Doing security for Bobby Brown and soon making connections with West Coast rapper/producer Dr. Dre and the DOC, Suge entered the music business looking for muli-million dollar success. Other artists he worked with included Tupac Shakur, Snoop Doggy Dogg, Nate Dogg, Dr. Dre, The Dogg Pound, and Warren G.

Though the media attacked their genre of gansta rap, the artists claimed that the music “was another manifestation of America’s longtime fascination with outlaws, a form of ‘letting off steam.’ ” They said it was “the truth” that black inner city youth really wanted to hear, and they defended that the songs were no more violent than the latest Hollywood action movie.

Suge broke in the business by starting his own management company and working with acts under Funky Enough Records. One of Suge’s first acts, Chocolate, felt wronged after rapper Vanilla Ice sailed high on music charts with hit single “Ice, Ice Baby,” which Chocalate claimed he had written. Because Chocolate did not think the song would go anywhere, he freely shared it with a nightclub owner who had shared the hit song with Ice. Enraged, Chocolate said he’d written seven of the songs on Ice’s album, and, though he received songwriting credit, he got no cash.

But, as was often the case, Suge was unable to fully focus on his artists concerns, because he was so busy dealing with his own criminal charges. He was arrested in Beverly Hills at this time for assault with a deadly weapon/great bodily force against some old friends who dealt drugs. Funky Enough folded; Suge and company moved on to new efforts.

The real turning point in Suge’s career that led to the downfall of Death Row involved the Crips and a gang members suspected murder of Tupac Shakur in 1996. A 1994 shooting left the rapper with a destroyed testicle, frequent headaches, and nightmares. When Tupac was convicted and imprisoned for one of many charges in the years following that shooting, Suge bailed him out of jail. In 1996, however, he was shot again, and this time it was fatal.

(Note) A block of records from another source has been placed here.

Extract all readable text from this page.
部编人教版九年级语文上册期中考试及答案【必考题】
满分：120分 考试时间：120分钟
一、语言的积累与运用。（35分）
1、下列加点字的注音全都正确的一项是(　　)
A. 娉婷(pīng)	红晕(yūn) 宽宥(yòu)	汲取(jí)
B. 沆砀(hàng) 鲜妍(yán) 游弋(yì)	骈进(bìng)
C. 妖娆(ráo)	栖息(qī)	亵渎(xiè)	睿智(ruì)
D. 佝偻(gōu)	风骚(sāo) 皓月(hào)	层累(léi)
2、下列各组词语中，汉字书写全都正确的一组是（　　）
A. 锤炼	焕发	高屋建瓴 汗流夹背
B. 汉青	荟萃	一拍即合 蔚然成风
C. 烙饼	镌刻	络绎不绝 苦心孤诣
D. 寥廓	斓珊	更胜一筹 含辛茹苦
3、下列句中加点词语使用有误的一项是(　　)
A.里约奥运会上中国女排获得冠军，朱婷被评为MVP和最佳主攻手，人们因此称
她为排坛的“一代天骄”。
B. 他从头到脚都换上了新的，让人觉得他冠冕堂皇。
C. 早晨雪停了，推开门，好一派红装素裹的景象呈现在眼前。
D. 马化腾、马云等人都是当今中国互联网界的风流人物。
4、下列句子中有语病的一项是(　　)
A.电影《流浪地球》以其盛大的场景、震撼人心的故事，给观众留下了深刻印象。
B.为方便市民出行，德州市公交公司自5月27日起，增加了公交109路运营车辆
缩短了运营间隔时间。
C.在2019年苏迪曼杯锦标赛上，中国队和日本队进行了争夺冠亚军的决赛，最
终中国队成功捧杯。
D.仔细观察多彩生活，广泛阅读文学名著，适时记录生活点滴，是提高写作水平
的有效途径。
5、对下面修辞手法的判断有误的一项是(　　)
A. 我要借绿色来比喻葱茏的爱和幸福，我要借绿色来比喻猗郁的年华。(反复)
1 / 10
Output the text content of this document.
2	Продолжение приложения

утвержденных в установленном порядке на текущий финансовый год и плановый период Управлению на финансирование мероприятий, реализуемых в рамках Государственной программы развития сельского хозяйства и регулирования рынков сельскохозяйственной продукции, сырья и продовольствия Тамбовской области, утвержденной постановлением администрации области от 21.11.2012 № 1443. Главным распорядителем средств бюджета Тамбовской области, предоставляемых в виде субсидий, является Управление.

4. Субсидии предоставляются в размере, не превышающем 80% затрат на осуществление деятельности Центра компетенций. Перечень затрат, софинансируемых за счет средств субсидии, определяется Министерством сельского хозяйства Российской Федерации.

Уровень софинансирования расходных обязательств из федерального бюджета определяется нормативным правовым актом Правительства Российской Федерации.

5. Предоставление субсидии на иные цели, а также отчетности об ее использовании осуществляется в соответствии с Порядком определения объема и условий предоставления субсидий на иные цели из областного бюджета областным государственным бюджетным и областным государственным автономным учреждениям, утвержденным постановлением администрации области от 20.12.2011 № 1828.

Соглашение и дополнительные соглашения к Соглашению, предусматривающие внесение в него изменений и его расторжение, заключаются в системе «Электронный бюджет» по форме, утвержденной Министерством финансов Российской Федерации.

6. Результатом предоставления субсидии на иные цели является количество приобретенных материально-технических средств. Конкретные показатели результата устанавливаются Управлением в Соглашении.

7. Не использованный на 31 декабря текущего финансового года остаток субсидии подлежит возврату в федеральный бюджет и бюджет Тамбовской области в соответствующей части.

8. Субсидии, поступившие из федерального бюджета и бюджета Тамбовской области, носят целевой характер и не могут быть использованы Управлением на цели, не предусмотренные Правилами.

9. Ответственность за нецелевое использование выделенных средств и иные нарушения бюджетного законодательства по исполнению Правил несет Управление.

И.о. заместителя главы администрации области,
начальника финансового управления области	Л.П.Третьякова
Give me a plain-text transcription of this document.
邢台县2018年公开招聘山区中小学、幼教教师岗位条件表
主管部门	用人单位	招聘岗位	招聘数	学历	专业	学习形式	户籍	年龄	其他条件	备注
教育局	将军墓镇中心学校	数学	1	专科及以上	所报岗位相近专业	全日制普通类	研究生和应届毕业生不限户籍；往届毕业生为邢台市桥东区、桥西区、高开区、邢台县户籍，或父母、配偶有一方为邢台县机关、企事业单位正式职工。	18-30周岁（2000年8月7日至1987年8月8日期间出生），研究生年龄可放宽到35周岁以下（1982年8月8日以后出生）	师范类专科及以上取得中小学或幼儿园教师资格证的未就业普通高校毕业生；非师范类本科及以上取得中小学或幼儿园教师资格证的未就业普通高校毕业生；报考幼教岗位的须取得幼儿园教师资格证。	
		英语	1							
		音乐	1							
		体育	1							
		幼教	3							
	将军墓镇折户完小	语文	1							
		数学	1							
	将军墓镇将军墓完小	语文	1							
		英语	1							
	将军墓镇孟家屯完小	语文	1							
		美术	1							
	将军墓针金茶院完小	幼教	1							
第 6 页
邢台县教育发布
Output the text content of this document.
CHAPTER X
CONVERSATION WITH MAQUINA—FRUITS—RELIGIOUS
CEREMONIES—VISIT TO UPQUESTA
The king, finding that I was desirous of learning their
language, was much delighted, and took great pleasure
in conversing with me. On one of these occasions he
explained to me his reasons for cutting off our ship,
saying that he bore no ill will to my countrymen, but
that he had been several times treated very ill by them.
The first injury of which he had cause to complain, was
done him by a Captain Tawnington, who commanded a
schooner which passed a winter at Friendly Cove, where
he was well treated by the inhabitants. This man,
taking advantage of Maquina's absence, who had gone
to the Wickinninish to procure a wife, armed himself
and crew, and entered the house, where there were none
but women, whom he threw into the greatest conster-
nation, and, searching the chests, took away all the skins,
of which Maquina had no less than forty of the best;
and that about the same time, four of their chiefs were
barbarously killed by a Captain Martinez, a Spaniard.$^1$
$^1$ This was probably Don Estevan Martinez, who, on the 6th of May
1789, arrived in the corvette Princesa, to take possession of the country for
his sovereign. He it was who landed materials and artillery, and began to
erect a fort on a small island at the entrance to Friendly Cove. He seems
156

Tupac had been a key player in the success of the record label, his contributions nearly as substantial as Snoop Dogg’s in winning the label fortune and fame. His death sparked controversy that was only matched by the chaos surrounding the murder of rapper Notorious B.I.G. (a.k.a. Biggie Smalls).

Amidst these deaths, Suge Knight was dubbed the “most dangerous man in music” by the media; he was a once convicted felon with his own record company.

In the fall of 1996, Suge was involved in the trials investigating the murder of rapper Tupak Shakur. The verdict revealed that this man would serve 9 years in prison for his involvement in the gang attacks that led to Tupac’s murder. Though Suge’s artists still made music amidst the controversy (Snoop Dogg released “The Doggfather” and the Death Row “Greatest Hits” album was released), gansta rap was given a solemn image that forecasted the ultimate fate of Death Row Records.

The book ends after Suge’s sentencing. Author Ronin Ro had great inside details on the fallout of Death Row’s legal battles and gang fights. I am glad to have read this book because it offered a new perspective on the genre of gansta rap. Because I am not a consumer of this genre, I did not fully understand the murders of Tupac and Biggie Smalls and why their label president was such a key player in the gang bloodbath. I also did not know much about the Bloods and the Crips or the unethical business practices that can happen in the music business behind closed doors.